Haydarpaşa Garı’nın 116 yıl önce Osmanlı Sultanı II. Abdülhamid tarafından açıldığını hatırlatan Uraloğlu, İstanbul’un en simgesel yapılarından biri olarak önemini vurguladı. Ayrıca garın çatısının çöktüğünü ve 28 Kasım 2010’da çıkan yangın nedeniyle dördüncü katın ciddi şekilde hasar gördüğünü kaydetti. Olayın ardından Devlet Demiryolları Genel Müdürlüğü, tarihi dokuyu bozmadan titiz bir restorasyon çalışması başlattı.
Restorasyon iki aşamada gerçekleştirildi. İlk aşamada en çok hasar gören çatı, üç yıl boyunca orijinal tasarımına uygun şekilde restore edildi. İstasyonun kulelerinde de onarımlar yapıldı.
Uraloğlu, “Çatı restorasyonunun tamamlanmasıyla birlikte, mekanik ve elektrik sistemleri ile yükseltilmiş döşemelerin yapılmasının ardından istasyon yeni görünümüne kavuşacak” dedi.

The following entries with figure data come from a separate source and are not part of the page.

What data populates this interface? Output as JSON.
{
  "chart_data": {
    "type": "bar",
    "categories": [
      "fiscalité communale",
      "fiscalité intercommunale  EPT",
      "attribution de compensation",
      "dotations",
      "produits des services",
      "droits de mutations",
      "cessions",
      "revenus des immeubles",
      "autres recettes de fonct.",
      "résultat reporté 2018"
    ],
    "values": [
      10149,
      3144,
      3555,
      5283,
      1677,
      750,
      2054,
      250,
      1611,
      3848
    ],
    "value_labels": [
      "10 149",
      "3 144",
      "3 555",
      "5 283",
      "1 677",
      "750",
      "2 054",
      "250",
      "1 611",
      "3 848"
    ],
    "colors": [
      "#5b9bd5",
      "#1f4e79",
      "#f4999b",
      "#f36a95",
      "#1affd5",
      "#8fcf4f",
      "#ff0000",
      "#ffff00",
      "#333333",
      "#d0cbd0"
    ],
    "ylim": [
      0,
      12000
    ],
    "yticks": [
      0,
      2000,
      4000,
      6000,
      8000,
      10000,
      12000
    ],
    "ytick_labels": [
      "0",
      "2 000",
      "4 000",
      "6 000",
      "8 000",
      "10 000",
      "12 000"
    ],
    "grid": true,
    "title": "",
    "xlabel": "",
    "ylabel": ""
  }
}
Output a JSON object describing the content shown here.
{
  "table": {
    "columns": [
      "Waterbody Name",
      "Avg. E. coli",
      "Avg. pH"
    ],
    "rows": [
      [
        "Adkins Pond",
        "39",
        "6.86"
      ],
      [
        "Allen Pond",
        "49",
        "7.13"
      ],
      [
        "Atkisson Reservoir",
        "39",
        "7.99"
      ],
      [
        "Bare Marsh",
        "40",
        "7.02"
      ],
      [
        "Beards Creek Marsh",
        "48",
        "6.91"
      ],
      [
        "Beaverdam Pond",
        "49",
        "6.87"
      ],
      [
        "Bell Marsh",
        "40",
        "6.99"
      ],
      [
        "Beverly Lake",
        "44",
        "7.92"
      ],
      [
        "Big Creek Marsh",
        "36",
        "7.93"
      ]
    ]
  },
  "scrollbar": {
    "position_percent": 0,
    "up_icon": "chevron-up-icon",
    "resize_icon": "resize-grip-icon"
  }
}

Ayrıca zemin iyileştirme çalışmalarının ve olası depremlere karşı yapısal güçlendirmelerin tamamlandığını da belirtti. Haydarpaşa Garı’nın simgesi olan ikonik saatin bakımı yapılarak orijinal yerine yerleştirildi. Zemin kattaki yolcu bekleme salonundaki dekorasyonlar, vitraylar, orijinal zemin duvarları, duvar kaplamaları, altın varaklı aplikler ve ahşap işçiliği restore edildi. Özel olarak açılan bir ocaktan elde edilen Lefke taşı kullanılarak dış cephe onarımı için hassas çalışmalar devam ediyor. Dış cephe çalışmaları ve aydınlatma da tamamlandı.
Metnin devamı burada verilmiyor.